Hatte gestern mal die webcam angeschaut - ist ja genau auf die Slippe gerichtet. Konnte aber nichts erkennen, auf jeden Fall hatte zu den Zeiten keiner geslippt :q


----------



## schedi3 (15. Januar 2009)

*AW: Slipanlage Kühlungsborn*

hallo fritze      Die silpanlage ist eisfrei ,und wenn nicht streut der hafenmeister sagt er, aber es so windig werden :c  fährst du auch immer in kühlungsborn rein


----------



## Fxxxxx (16. Januar 2009)

*AW: Slipanlage Kühlungsborn*

Mojn,

jo, heute sieht man es ganz deutlich auf der Slipwebcam - Hafen ist eisfrei :vik:

http://img177.*ih.us/img177/7760/eisfreilm4.jpg


Morgen wird zwar windiger, ist aber ablandiger Wind - genauso wie heute und auf dem Bild.
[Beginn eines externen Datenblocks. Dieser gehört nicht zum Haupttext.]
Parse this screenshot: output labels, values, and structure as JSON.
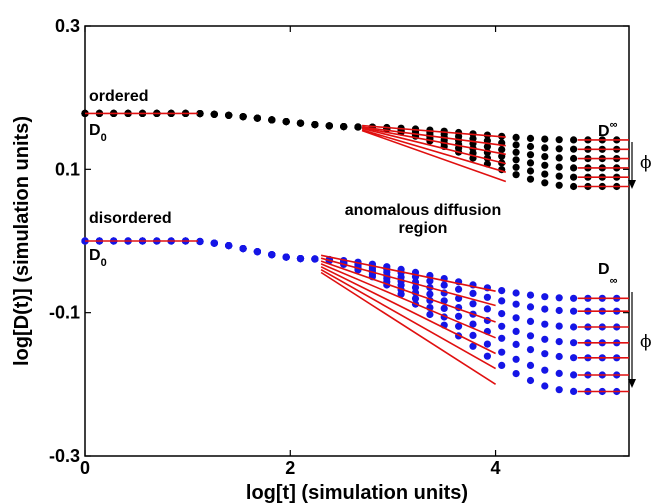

Sollte also mit dem Kleinboot kein Problem sein, wenn man nicht zu weit rausfährt.
Wir fahren derzeitig auch immer in Kühlungsborn rein


----------



## Aleksej85 (15. Juli 2015)

*AW: Slipanlage Kühlungsborn*

Hallo Sportfreunde,

kennt jemand eine weitere Slipanlage in der nähe von Kühlungsborn außer die am Hafen?

Danke für die Infos.


----------



## schedi3 (15. Juli 2015)

*AW: Slipanlage Kühlungsborn*

Rerik und Warnemünde sind noch welche.


----------